1. If your care-giver [doctor or midwife] suggests a test, a treatment, or procedure, the first thing you should know is why.
a. Is it because you have or may have a problem? If so, what is the problem, and why does it need to be detected and treated? How likely is it that you have the problem-one chance in ten? In a hundred? In a thousand?
b. Is it a routine procedure or your care-giver always uses? Why?
2. Then you want to know about the procedure itself. What is it, how is it done, and what does it cost?
3. What are the benefits and advantages of the test or procedure and how will the results influence your care-giver’s management? In other words, what will happen next if a test result is positive or a procedure or a treatment is done?
4. What are the risks and disadvantages of the test, procedure or treatment? How reliable or successful is it? Is it painful? What problems can it cause and how often?
5. What are the alternatives to the test, procedure, or treatment [including doing nothing]? The risks and benefits and the advantages and disadvantages or the alternatives should be discussed also.
When you have discussed these issues, then you can make an informed decision.
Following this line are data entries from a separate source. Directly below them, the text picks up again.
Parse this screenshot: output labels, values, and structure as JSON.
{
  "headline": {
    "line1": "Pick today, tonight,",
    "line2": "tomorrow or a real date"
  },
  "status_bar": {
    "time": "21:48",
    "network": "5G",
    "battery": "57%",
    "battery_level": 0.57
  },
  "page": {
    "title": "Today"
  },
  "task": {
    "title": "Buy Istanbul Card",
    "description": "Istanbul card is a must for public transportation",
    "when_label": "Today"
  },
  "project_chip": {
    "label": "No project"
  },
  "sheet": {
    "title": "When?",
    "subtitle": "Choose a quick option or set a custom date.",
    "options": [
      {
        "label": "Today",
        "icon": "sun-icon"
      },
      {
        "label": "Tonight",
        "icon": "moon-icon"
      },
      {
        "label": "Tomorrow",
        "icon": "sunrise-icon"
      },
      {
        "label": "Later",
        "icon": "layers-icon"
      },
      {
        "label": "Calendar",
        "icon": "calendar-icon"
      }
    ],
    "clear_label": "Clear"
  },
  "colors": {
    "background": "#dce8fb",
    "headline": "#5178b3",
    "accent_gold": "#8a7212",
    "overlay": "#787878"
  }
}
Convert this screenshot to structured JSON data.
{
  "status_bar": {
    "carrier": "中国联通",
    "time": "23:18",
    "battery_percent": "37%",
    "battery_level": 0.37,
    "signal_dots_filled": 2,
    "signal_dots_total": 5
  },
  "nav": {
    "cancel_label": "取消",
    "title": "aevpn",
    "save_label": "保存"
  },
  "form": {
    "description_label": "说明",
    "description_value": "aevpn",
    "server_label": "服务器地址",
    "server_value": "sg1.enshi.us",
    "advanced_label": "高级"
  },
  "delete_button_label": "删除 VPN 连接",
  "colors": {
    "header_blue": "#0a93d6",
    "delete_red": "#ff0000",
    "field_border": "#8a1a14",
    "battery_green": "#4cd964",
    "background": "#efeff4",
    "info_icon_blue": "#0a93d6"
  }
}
All this may seem very complex and time consuming. It occasionally is, especially if it is a major procedure or you have a serious condition. Usually, however, this kind of discussion is fairly straightforward and not to time consumed, especially when care-givers are in the habit of informing their patients or clients as they go along, discussing what they are doing and why.
Of course, there are situations when it is not possible to become fully informed. If a mother is in an emergency situation, or if she is unable to comprehend the facts due to medication or illness, then a family member is consulted for consent or the care-giver simply does the procedure because of the need for speed.
The concept of informed consent is based on the principle that you have not only the right but the responsibility to make decisions regarding your care. This is not to say that you have to make these decisions all by yourself. Besides asking your care-giver what he or she thinks ought to be done, consult family, friends, consumer groups, childbirth educators, or other care-givers for help.